I’m not a sports fan, but I dig sports movies. You sit me in front of an actual team sporting competition of almost any stripe and I’ll probably be looking at my phone within minutes. You put on The Club or North Dallas Forty or Hoosiers or Bull Durham or Any Given Sunday, and I’m in. Sports work as drama because at least one set of stakes are clearly defined: who’s gonna win and who’s gonna lose? It’s an easy hook—and even if you can’t tell the AFL from the NFL or League from Union, it’s easy enough to grok.

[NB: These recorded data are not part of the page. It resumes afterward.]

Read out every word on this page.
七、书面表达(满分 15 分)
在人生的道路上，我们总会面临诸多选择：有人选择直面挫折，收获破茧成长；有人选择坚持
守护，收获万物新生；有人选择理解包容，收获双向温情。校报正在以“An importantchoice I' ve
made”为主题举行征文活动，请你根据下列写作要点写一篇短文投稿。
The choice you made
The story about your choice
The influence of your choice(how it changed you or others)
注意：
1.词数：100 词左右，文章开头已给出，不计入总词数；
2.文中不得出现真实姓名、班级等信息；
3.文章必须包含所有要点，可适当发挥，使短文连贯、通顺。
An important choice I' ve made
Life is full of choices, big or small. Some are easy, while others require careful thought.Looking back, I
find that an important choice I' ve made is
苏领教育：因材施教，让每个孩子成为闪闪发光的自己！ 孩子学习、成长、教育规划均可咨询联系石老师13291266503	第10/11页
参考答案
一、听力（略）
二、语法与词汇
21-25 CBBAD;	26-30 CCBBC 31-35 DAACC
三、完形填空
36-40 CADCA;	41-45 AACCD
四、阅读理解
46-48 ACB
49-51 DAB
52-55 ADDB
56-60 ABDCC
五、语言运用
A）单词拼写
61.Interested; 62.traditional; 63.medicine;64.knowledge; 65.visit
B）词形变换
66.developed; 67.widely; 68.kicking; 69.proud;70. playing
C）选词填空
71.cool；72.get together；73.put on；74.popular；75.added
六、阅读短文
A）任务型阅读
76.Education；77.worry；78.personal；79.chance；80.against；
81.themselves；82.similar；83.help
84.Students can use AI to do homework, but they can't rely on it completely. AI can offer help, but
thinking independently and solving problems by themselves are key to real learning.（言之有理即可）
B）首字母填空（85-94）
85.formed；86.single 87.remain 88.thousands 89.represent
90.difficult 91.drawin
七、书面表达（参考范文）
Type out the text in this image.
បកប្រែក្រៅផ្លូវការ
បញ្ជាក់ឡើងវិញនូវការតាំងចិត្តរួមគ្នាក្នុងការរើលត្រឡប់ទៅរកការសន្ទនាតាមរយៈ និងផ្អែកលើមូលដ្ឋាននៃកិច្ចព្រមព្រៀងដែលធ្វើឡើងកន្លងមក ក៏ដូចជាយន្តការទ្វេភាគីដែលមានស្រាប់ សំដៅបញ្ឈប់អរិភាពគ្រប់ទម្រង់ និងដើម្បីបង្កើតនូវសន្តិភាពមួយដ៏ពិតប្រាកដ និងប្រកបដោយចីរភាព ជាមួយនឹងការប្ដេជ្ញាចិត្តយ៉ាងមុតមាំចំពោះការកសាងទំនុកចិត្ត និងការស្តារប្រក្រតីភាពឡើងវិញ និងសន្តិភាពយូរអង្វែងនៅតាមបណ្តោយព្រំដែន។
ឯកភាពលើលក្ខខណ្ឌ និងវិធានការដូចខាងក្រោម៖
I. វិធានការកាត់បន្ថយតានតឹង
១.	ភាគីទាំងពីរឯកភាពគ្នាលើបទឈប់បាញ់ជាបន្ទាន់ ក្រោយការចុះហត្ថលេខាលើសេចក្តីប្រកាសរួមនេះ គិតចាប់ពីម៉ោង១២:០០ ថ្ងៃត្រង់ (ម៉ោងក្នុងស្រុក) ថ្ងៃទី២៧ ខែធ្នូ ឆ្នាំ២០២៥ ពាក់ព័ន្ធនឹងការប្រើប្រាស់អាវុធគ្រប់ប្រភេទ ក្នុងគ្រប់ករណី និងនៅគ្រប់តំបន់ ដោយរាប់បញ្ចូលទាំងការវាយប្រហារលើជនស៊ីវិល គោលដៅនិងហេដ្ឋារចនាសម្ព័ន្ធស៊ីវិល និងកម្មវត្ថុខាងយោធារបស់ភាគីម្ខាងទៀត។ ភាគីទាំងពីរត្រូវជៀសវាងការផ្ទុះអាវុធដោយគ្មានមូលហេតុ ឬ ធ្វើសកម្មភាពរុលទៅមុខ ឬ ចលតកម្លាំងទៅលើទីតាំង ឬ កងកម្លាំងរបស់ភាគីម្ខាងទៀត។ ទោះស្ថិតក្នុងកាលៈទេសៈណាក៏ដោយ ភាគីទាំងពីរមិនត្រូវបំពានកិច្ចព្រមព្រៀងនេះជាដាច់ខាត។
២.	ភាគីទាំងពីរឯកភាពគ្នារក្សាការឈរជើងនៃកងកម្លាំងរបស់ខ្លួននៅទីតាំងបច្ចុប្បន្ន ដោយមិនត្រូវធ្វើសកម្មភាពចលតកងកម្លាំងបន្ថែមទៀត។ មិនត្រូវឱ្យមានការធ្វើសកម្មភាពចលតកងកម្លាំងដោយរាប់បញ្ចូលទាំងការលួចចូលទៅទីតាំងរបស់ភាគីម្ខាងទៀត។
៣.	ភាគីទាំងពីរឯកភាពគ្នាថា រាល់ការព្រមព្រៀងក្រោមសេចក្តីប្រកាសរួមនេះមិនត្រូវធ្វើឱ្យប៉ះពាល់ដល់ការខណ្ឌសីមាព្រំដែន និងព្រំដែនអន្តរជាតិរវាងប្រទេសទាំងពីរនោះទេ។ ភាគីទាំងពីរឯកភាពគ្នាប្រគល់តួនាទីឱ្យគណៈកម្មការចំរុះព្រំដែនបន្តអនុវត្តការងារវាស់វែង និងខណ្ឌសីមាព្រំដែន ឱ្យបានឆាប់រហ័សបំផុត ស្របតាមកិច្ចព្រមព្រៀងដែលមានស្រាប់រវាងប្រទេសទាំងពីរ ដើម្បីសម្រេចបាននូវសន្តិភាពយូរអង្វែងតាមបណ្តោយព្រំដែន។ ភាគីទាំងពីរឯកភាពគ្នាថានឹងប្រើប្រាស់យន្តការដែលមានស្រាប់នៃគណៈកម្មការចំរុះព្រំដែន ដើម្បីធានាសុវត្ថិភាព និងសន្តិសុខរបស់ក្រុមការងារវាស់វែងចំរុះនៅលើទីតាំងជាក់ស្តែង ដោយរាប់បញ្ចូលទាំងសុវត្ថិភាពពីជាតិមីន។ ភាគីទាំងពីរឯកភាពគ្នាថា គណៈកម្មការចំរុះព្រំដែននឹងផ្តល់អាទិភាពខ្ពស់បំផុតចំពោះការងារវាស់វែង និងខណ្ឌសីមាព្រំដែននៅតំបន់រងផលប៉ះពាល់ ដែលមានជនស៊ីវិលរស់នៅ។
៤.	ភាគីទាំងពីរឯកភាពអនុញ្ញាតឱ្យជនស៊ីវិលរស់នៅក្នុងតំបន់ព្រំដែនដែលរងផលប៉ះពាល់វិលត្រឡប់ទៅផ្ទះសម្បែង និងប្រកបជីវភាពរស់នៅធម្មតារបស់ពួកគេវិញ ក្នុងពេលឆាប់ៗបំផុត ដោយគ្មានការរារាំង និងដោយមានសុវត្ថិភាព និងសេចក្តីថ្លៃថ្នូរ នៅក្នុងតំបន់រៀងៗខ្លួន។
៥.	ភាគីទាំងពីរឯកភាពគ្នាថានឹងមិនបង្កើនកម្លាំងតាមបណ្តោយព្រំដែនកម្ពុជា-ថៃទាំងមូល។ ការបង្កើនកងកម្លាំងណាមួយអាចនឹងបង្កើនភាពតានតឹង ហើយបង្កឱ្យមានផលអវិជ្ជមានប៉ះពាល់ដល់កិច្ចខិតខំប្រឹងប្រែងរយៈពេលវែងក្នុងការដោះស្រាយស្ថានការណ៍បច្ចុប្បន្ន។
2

Sports documentaries can give you the best of both worlds: actual (albeit historical) competition and a narrative crafted to milk that competition for maximum drama. This gives us the conflict on the field and the personalities off, exploring how the latter informs the former, often with a good dose of social commentary thrown in for good measure: think When We Were Kings or Hoop Dreams. And perhaps most relevant here, the one-two punch that was The Australian Dream and The Final Quarter, two films that looked at AFL player Adam Goodes’ battle against racism in the game and the crowd.
You can do a lot in this corner of the doco space, using sports to explore all manner of issues. This is Port Adelaide’s thesis, however, is that the eponymous club is very good and very old and has many dedicated fans. And that’s it.